New projections of Hurricane Sandy's course released Thursday night are showing that instead of making a direct landfall near New York City, the storm may head further south than predicted, ultimately striking in the mid-Atlantic region.
According to the Washington Post, the new storm-tracking models place Hurricane Sandy’s landfall in the vicinity of New Jersey and Delaware. Other models say the storm could hit as far south as Norfolk, Va. Previously, the models were prediction a New York City landing.
A mid-Atlantic hit could be disastrous for the region, leading to extensive flooding and building damage from Washington, D.C., up to New Jersey. However, the Post notes that the storm could still shift from its projected path.

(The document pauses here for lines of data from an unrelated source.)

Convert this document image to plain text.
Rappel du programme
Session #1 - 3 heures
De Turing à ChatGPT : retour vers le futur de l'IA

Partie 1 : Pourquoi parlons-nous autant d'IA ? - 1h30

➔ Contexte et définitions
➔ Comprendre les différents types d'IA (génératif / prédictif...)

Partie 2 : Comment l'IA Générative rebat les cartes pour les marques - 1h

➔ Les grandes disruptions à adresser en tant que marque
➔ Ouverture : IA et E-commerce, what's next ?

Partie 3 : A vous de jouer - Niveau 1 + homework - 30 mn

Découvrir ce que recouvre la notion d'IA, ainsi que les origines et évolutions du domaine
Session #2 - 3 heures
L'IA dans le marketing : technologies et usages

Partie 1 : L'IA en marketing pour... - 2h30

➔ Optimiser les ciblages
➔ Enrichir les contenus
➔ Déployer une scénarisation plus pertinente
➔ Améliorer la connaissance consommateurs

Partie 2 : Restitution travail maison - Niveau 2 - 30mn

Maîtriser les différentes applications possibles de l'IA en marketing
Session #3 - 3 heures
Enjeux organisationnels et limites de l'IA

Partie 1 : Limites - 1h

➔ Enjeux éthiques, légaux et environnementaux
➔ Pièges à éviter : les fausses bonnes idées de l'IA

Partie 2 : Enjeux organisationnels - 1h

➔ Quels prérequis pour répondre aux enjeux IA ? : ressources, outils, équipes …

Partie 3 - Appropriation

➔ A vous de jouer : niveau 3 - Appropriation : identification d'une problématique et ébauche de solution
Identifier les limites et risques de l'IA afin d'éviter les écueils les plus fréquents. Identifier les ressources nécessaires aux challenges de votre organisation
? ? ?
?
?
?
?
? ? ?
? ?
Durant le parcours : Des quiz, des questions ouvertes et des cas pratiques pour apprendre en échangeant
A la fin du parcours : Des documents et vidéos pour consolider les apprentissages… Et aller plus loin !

As Sandy approaches the Northeast, it is expected to merge with an eastern-moving snowstorm from the Midwest to create a “Frankenstorm” that is already being compared to 1991’s “Perfect Storm.”
According to a Thursday night advisory from the National Hurricane Center in Miami, the center of Hurricane Sandy was about 15 miles south-southwest of the Bahamas, approaching the island chain at 13 mph with maximum sustained winds decreasing to 90 mph. Hurricane force winds extended out 30 miles from the center, while tropical storm force winds extended outward up to 165 miles. Sandy is expected to remain a Category 2 storm throughout the week, though some weakening is expected in the next 48 hours as it moves north through the Bahamas.
Currently, a hurricane warning is in effect for the northwestern Bahamas, while tropical storm warnings and watches are in effect for various parts of Florida’s east coast.